Fuck yea, nice update, really digging reading these man. I find theres something hugely satisfying in learning not only a personal history but somewhat of a NZ graff history, really humanises the art form, which I really think Graff needs(If that makes sense). Also makes me think of all the other founding stories there must be out there… Thanks for taking the time to write it all down.

Az ( May 20, 2010 at 3:39 pm )

Nice read Elz. Your ability to recall as much as you have is awesome and the stories that you have help to solidify your background and shed light style and reputation. Looking forward to the next chapter. Keep up the good work!

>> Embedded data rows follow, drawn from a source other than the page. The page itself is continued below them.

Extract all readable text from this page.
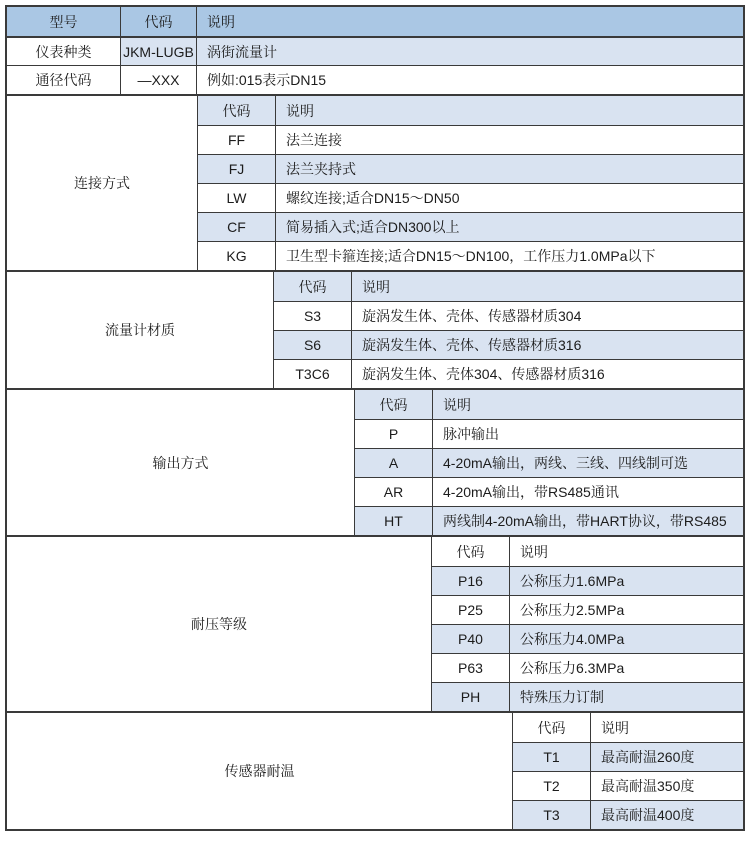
型号	代码	说明
仪表种类	JKM-LUGB 涡街流量计
通径代码	—XXX	例如:015表示DN15
连接方式
代码	说明
FF	法兰连接
FJ	法兰夹持式
LW	螺纹连接;适合DN15～DN50
CF	简易插入式;适合DN300以上
KG	卫生型卡箍连接;适合DN15～DN100，工作压力1.0MPa以下
流量计材质
代码	说明
S3	旋涡发生体、壳体、传感器材质304
S6	旋涡发生体、壳体、传感器材质316
T3C6	旋涡发生体、壳体304、传感器材质316
输出方式
代码	说明
P	脉冲输出
A	4-20mA输出，两线、三线、四线制可选
AR	4-20mA输出，带RS485通讯
HT	两线制4-20mA输出，带HART协议，带RS485
耐压等级
代码	说明
P16	公称压力1.6MPa
P25	公称压力2.5MPa
P40	公称压力4.0MPa
P63	公称压力6.3MPa
PH	特殊压力订制
传感器耐温
代码	说明
T1	最高耐温260度
T2	最高耐温350度
T3	最高耐温400度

RImoni ( May 20, 2010 at 11:02 pm )

Great read man,soo remember that GURU album back in the day “JAZZMATAZZ” – My favorite track was “Loungin”…remember playing the bass line on my first ever left -handed SAMICK bass guitar….. sweet memories! – G

Mr G ( May 20, 2010 at 11:43 pm )

Bro, another dope chapter. Keep it up!

Manuel 'Bundy' Matisi ( May 21, 2010 at 1:29 am )

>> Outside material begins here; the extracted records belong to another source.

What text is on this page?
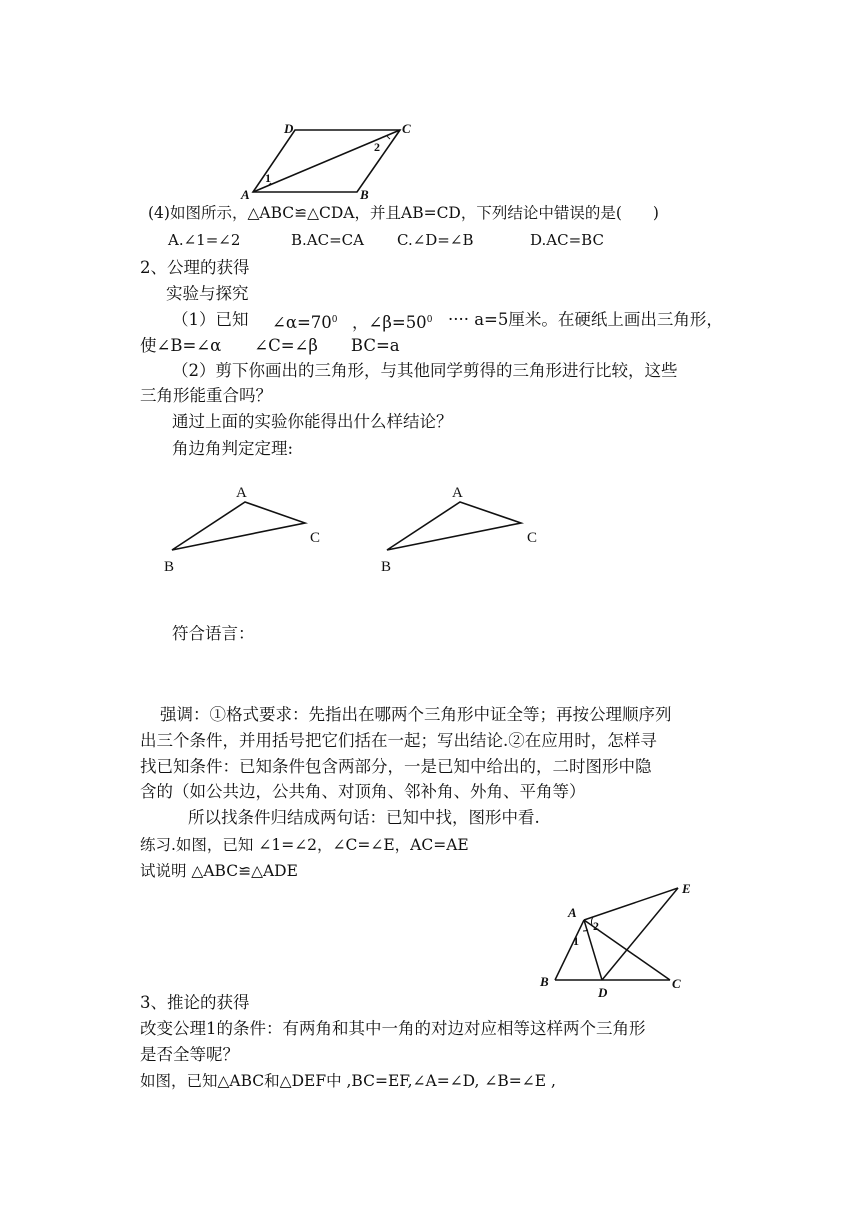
D	C
A	B
1
2
(4)如图所示，△ABC≌△CDA，并且AB=CD，下列结论中错误的是(　　)
A.∠1=∠2	B.AC=CA C.∠D=∠B	D.AC=BC
2、公理的获得
实验与探究
（1）已知 $\angle\alpha=70^0$ ，$\angle\beta=50^0$ ···· a=5厘米。在硬纸上画出三角形，
使∠B=∠α　　∠C=∠β　　BC=a
（2）剪下你画出的三角形，与其他同学剪得的三角形进行比较，这些
三角形能重合吗？
通过上面的实验你能得出什么样结论？
角边角判定定理:
A
C
B
A
C
B
符合语言：
强调：①格式要求：先指出在哪两个三角形中证全等；再按公理顺序列
出三个条件，并用括号把它们括在一起；写出结论.②在应用时，怎样寻
找已知条件：已知条件包含两部分，一是已知中给出的，二时图形中隐
含的（如公共边，公共角、对顶角、邻补角、外角、平角等）
所以找条件归结成两句话：已知中找，图形中看.
练习.如图，已知 ∠1=∠2，∠C=∠E，AC=AE
试说明 △ABC≌△ADE
A
E
B
D
C
1
2
3、推论的获得
改变公理1的条件：有两角和其中一角的对边对应相等这样两个三角形
是否全等呢？
如图，已知△ABC和△DEF中 ,BC=EF,∠A=∠D, ∠B=∠E ,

Good writing and a great trip down your memory lane that reminds me of my memory lane …I love every single one of those albums and owned at some stage nearly all of those albums to ..golden days!!

Peap ( May 21, 2010 at 6:10 pm )

That photo in your room is so cool,it reminds me so much of that era.

Chains was my ‘graffiti’ song, it was the same time I was discovering the graffiti movement in Auckland central.
It reminds me of Mt Eden station, New Market butter factory, Morningside, Kombat Zone, old TV3 building, Bomb lane, Luna bar, Boston tunnel, and even the Eastern corrider.
As I would walk the tracks in the dead of night or the day, this song would play in my head.

Props to DLT and Che fu. Ground breakers!